Within a year of being fielded the new FDE EOTECHs, we knew we had a serious problem. They just would not stay together. Anyone that had an old black EOTECH fought tooth and nail not to turn it in, lest they be stuck with the new FDE atrocity. When I was teaching CQB for my instructor rotation, it wasn’t uncommon to break 20% of the EOTechs in a given 6-week class. Not even normal issues like it wouldn’t zero. It might never turn on again after a shooting string. Or the glass might literally fall out of the lens housing. And then, the doozy…

In 2015, the US Government sued EOTECH for civil fraud, because of thermal drift that not only happened but that EOTECH/L3 allegedly tried to cover up. Thermal drift meant that temperature variations could cause the aiming point to shift as much as a foot at 300 yards. Kind of a big deal when you might be fighting for your life with it in the Hindu Kush. EOTECH/L3 settled for $25.6 million and also had to buy back EVERY EOTECH on the market. It was absolutely bananas, but EOTECH would send you a check for MSRP if you sent them back an EOTECH of any model, no questions asked.

So why are we still talking about this? Nostalgia? Why would anybody be caught dead with an EOTech after all that? I will grant, that would be a lot of reputation damage to overcome for EOTECH/L3. But an amazing thing happened. EOTECH officially separated from L3 and is back in private hands. Not only that, but they also came back to the table with SOCOM for the latest Close Quarters sight contract and won again. You can bet EOTECH was receiving extra scrutiny, Uncle Sugar doesn’t like it much when he has to set his lawyers on you for defective products. That in itself is a very rare outcome, he usually just takes it and buys something else. So I think we can all safely gamble that the 512 is back to its old Herculean form.

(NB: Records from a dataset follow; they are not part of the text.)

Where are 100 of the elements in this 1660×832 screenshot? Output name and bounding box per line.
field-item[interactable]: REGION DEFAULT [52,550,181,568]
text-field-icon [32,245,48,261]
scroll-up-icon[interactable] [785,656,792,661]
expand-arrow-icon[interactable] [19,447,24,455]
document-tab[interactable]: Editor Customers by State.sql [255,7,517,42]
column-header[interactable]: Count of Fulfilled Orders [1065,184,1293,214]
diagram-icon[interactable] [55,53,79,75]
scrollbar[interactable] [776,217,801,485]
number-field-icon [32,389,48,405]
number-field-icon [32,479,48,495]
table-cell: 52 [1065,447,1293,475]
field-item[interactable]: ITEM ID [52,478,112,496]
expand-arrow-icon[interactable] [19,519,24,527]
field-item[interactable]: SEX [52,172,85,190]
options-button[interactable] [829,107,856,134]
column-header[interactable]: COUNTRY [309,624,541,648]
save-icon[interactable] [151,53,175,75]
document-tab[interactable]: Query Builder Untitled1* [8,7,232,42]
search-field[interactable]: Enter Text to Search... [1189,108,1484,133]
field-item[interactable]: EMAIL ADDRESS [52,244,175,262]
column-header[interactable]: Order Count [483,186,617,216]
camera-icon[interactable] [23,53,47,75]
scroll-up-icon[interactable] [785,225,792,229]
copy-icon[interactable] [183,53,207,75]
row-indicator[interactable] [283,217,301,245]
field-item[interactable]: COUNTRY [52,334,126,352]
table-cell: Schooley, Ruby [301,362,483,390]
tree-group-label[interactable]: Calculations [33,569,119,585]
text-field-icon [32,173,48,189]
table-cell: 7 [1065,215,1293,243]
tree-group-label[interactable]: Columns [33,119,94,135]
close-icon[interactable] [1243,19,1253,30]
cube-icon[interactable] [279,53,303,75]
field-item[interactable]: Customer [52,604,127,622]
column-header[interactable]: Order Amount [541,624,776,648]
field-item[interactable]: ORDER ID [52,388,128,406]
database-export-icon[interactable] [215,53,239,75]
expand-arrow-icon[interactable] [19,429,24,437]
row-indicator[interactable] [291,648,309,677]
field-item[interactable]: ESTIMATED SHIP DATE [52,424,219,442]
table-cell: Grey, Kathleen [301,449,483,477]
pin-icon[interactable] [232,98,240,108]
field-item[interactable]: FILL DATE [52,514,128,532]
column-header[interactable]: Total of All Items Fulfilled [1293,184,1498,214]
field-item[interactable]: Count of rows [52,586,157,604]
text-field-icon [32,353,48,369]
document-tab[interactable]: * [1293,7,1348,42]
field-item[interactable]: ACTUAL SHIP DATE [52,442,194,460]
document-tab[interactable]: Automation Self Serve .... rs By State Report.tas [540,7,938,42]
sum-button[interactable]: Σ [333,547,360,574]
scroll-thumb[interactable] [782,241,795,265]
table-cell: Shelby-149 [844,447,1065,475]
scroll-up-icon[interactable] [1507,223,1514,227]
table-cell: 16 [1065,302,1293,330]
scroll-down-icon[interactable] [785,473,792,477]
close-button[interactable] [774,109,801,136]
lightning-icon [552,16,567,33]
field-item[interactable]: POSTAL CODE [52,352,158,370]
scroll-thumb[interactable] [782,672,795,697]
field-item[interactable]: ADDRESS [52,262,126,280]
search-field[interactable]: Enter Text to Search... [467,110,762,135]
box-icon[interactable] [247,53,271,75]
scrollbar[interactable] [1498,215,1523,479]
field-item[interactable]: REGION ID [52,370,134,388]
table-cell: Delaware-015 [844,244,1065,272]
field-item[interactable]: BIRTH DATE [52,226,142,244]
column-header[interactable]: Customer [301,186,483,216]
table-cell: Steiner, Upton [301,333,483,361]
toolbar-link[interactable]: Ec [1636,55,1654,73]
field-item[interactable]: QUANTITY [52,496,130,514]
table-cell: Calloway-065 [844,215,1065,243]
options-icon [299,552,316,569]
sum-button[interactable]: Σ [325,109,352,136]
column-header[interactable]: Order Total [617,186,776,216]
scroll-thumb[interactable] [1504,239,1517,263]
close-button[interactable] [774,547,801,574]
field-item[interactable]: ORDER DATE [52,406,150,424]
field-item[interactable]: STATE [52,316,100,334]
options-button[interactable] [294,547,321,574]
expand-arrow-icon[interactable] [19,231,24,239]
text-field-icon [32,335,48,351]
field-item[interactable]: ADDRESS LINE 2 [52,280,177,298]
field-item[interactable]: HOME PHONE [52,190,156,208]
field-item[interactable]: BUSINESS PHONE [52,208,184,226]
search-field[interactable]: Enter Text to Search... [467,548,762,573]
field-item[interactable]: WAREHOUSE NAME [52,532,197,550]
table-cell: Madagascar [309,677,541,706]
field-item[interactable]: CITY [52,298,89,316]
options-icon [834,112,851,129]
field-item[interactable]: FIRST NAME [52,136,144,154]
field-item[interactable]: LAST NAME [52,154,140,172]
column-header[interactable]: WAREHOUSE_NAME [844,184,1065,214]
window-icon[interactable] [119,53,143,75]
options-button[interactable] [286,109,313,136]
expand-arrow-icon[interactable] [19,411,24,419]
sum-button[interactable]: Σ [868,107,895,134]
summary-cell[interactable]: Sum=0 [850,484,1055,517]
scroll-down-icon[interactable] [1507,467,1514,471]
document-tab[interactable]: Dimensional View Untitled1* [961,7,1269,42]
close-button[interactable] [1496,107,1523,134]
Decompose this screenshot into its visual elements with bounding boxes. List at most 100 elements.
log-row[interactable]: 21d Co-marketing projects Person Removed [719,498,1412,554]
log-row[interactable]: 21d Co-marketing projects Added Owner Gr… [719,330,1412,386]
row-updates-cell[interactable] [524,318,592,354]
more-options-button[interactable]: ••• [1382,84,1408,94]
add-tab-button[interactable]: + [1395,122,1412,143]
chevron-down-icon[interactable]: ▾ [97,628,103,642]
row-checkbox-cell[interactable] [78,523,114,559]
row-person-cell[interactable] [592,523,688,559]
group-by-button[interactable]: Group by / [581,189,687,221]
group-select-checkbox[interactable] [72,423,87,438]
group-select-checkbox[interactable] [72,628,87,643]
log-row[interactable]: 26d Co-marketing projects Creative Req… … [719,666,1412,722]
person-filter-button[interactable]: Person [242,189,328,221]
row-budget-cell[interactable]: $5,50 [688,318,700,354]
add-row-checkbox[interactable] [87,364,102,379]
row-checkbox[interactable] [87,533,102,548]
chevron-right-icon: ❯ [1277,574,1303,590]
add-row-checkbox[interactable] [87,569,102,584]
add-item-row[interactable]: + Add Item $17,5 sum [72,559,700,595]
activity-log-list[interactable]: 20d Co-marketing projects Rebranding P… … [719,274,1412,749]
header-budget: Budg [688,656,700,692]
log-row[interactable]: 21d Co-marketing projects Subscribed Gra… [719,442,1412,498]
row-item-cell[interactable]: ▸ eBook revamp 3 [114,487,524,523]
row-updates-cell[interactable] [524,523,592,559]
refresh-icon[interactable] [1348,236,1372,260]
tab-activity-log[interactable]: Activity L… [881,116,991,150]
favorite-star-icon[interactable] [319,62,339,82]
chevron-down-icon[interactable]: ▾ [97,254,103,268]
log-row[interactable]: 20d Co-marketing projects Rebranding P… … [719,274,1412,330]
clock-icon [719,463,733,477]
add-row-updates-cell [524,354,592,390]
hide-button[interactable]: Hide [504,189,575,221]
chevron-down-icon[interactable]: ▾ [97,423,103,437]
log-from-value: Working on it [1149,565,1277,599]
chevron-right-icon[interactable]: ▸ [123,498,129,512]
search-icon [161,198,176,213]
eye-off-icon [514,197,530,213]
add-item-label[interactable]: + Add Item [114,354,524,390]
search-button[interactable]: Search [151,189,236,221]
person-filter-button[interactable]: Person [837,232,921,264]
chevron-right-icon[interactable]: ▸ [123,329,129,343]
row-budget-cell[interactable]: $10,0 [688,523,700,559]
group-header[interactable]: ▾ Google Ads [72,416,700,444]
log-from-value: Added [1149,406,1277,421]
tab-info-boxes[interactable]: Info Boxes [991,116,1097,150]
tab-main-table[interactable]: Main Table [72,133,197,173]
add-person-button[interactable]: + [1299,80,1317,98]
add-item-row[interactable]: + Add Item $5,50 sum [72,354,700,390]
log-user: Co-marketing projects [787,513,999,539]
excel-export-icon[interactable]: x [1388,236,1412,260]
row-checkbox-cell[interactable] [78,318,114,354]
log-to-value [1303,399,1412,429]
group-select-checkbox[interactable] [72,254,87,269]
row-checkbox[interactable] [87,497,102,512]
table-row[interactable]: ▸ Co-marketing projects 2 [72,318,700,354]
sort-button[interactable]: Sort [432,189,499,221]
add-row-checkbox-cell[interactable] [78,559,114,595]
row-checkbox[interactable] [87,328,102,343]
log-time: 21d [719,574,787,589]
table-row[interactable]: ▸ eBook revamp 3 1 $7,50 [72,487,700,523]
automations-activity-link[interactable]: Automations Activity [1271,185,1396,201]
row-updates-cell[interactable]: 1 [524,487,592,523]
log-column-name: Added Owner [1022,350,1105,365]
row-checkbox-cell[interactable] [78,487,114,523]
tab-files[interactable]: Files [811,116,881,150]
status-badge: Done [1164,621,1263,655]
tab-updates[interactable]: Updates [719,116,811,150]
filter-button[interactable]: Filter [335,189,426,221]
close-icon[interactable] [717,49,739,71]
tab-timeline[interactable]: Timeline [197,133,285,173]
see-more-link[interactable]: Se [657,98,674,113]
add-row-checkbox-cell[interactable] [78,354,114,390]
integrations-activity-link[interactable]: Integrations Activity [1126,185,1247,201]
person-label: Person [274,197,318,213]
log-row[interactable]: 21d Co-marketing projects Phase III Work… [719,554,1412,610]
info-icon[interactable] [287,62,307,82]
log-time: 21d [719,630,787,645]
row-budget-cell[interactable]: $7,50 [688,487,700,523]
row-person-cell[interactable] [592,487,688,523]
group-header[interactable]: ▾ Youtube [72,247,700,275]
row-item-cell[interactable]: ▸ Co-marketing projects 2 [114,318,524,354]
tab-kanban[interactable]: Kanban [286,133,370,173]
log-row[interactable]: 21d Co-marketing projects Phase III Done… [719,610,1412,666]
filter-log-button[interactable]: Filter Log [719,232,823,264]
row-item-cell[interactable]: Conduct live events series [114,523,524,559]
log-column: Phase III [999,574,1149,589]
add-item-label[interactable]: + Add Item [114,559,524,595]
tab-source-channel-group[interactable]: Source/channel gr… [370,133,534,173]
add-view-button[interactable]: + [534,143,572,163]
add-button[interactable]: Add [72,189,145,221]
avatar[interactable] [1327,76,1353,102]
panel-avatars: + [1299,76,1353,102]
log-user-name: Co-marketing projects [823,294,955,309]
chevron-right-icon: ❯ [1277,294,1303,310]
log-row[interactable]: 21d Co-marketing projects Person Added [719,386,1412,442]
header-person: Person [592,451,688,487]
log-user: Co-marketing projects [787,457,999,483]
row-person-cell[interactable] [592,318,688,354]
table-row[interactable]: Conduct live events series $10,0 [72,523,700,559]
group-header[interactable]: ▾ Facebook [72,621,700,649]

And I, for one, am very happy about that. I do have fond memories of the 512, I used one for most of my career. It is a fantastic CQB sight, with a field of view few can match. It runs off AA batteries, not something exotic and hard to find in a pinch. Do I trust her fully? Not yet. But we are going to beat the absolute dog snot out of ours over the next 6 months, to find out for all of us.